The championship month will continue with what has become the most talked-about event in Northeastern Late Model racing of any kind this season. The inaugural ACT INVITATIONAL at the New Hampshire Motor Speedway will take place on Saturday, September 19. No championship title points, no pressure, just an historic day for Late Model racers throughout the region, as they race for $65,000 and a name in the NHMS record books. This year-long promotion will be the racing career highlight for many of the lucky 36 invitees. It is sure to be a highlight for the many short track fans that take in the atmosphere of the first NASCAR Chase event weekend held each September at NHMS.
Finally, the $250,000 month will fittingly come to a close with the ‘grand-daddy’ event of them all, the 47th Annual Chittenden Milk Bowl.

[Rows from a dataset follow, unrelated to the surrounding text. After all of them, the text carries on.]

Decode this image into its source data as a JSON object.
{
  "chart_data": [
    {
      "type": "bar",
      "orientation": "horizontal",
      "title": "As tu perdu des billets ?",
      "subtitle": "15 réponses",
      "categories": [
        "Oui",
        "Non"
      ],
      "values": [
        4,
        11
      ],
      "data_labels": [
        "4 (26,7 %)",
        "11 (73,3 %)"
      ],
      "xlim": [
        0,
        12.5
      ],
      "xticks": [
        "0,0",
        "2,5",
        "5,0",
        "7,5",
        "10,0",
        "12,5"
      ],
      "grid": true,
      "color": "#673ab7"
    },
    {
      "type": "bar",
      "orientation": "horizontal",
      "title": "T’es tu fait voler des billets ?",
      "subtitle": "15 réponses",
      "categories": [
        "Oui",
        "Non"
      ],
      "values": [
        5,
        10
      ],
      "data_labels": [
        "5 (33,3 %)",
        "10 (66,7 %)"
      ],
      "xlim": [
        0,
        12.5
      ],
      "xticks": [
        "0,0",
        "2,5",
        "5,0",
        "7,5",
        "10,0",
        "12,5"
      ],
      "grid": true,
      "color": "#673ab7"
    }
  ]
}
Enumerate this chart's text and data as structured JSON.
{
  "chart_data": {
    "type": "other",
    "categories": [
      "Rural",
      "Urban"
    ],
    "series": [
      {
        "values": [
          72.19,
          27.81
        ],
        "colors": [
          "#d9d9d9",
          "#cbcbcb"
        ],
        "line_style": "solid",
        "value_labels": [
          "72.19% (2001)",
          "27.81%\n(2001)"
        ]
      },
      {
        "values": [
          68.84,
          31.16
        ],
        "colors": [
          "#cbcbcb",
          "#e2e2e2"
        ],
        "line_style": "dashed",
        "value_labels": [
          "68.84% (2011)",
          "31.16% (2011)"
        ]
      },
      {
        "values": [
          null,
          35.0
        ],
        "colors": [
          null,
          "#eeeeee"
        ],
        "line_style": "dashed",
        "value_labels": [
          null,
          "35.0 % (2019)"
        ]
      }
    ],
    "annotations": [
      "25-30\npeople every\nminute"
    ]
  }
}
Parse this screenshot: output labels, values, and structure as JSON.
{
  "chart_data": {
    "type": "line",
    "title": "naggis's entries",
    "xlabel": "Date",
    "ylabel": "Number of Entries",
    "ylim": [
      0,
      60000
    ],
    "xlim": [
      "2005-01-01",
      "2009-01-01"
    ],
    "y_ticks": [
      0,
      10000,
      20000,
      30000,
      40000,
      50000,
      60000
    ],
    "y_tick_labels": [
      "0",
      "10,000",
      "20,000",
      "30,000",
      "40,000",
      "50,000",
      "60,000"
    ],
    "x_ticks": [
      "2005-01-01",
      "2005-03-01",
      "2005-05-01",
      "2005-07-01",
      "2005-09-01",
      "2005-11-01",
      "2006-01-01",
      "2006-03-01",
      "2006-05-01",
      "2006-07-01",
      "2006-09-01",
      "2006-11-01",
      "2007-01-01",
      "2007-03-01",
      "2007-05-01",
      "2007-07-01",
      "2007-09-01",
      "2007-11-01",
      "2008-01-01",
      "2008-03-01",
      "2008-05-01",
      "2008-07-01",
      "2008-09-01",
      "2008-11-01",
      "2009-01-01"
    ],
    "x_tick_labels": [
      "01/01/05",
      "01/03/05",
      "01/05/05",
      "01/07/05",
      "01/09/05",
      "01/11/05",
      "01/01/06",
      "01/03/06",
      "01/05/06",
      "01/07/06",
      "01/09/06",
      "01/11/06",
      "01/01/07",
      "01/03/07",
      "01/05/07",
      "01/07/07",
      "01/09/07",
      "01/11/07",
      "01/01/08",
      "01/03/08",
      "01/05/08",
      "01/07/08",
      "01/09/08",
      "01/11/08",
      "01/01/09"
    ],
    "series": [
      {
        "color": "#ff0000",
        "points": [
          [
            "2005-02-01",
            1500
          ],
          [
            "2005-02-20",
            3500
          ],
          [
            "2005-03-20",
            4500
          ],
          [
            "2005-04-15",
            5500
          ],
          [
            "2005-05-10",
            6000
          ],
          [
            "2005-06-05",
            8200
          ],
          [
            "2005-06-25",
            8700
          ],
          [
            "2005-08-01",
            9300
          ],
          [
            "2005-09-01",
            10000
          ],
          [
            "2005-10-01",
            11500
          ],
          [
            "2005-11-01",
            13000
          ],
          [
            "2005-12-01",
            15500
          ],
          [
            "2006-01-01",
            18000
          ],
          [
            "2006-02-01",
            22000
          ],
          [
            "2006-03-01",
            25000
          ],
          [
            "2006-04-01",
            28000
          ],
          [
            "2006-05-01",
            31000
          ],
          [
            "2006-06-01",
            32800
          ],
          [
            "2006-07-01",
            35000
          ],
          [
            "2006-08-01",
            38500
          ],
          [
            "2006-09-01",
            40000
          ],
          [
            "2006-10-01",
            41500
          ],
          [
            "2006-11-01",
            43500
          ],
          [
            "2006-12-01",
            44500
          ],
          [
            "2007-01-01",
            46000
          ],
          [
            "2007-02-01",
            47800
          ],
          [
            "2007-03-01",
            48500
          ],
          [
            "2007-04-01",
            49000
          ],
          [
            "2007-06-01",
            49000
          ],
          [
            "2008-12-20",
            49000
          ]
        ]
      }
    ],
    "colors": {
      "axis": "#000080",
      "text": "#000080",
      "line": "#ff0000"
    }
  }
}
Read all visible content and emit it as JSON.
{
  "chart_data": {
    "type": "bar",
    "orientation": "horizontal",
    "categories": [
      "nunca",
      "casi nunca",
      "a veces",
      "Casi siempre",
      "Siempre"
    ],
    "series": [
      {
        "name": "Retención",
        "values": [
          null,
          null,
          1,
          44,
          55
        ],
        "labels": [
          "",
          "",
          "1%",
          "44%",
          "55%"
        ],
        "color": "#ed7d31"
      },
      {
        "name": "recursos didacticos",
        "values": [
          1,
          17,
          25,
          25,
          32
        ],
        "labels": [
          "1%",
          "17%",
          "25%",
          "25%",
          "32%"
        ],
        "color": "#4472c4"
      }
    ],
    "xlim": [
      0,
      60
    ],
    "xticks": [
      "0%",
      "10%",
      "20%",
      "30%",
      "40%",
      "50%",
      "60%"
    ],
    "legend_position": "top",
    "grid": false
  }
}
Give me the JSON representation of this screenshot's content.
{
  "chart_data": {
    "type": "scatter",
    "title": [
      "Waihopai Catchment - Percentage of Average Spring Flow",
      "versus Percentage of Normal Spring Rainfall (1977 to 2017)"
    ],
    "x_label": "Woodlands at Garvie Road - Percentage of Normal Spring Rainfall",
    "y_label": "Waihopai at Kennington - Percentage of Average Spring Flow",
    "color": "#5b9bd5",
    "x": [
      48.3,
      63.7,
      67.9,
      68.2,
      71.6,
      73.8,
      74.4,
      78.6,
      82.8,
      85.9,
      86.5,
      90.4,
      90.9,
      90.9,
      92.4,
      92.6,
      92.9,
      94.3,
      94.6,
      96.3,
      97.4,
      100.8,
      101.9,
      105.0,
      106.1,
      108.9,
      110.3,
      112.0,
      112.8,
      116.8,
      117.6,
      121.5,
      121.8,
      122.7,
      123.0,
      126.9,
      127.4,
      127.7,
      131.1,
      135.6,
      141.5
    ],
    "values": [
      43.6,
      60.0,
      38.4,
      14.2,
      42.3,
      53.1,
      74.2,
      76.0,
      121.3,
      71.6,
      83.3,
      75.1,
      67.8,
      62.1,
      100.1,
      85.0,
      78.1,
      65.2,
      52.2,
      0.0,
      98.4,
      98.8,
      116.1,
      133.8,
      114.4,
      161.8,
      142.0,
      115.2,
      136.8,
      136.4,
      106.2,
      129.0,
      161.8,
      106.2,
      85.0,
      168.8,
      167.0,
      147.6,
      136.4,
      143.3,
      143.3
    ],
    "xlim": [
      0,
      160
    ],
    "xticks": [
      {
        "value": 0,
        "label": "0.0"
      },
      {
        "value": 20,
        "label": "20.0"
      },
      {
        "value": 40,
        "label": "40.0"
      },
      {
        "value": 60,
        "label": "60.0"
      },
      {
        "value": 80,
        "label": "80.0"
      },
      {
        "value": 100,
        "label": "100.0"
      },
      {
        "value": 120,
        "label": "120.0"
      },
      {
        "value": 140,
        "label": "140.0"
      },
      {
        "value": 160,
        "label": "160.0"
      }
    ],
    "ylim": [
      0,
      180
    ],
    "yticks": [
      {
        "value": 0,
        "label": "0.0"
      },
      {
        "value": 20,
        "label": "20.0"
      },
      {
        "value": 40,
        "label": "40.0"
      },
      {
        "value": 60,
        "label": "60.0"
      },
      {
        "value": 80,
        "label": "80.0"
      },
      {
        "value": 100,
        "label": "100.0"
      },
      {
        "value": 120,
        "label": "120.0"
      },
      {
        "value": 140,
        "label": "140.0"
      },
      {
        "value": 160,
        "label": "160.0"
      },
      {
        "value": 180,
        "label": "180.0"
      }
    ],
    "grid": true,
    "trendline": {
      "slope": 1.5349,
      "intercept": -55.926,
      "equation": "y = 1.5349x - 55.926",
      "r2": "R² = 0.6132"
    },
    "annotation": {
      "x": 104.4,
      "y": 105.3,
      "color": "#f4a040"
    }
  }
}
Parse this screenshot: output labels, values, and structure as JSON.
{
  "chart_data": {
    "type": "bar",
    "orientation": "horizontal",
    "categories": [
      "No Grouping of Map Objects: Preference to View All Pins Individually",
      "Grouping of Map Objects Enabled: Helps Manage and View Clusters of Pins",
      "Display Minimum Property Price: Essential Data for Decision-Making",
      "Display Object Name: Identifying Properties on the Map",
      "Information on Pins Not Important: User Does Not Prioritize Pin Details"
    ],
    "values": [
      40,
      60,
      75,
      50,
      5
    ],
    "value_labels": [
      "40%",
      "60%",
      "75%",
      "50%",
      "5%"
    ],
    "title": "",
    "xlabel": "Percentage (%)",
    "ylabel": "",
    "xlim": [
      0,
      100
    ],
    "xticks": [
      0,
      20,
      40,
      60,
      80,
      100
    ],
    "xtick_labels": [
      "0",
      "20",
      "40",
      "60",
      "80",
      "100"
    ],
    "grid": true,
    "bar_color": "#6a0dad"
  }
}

Thunder Road will bring the curtain down on its 50th season with a $10,000-to-win, $70,000 Milk Bowl. The gloves are sure to come off at this year’s Milk Bowl. For the first time in recent memory this event will be strictly for the money, the glory, the right to kiss the cow — with no points for either Thunder Road teams or ACT Tour teams. The three-segment format of the Milk Bowl provides the ultimate equal playing field for the ACT competitors. You don’t have to win all three segments, you just need to race every lap like it is the white flag lap, and have a whole bunch of luck.
The ACT Late Models have reached the top of the Northeastern-racing scene. Promoters have recognized them as the best in the business, and tracks from throughout the Northeast and Quebec are rewarding them with the ACT $250,000 Money Month of racing. The real winners will be the fans.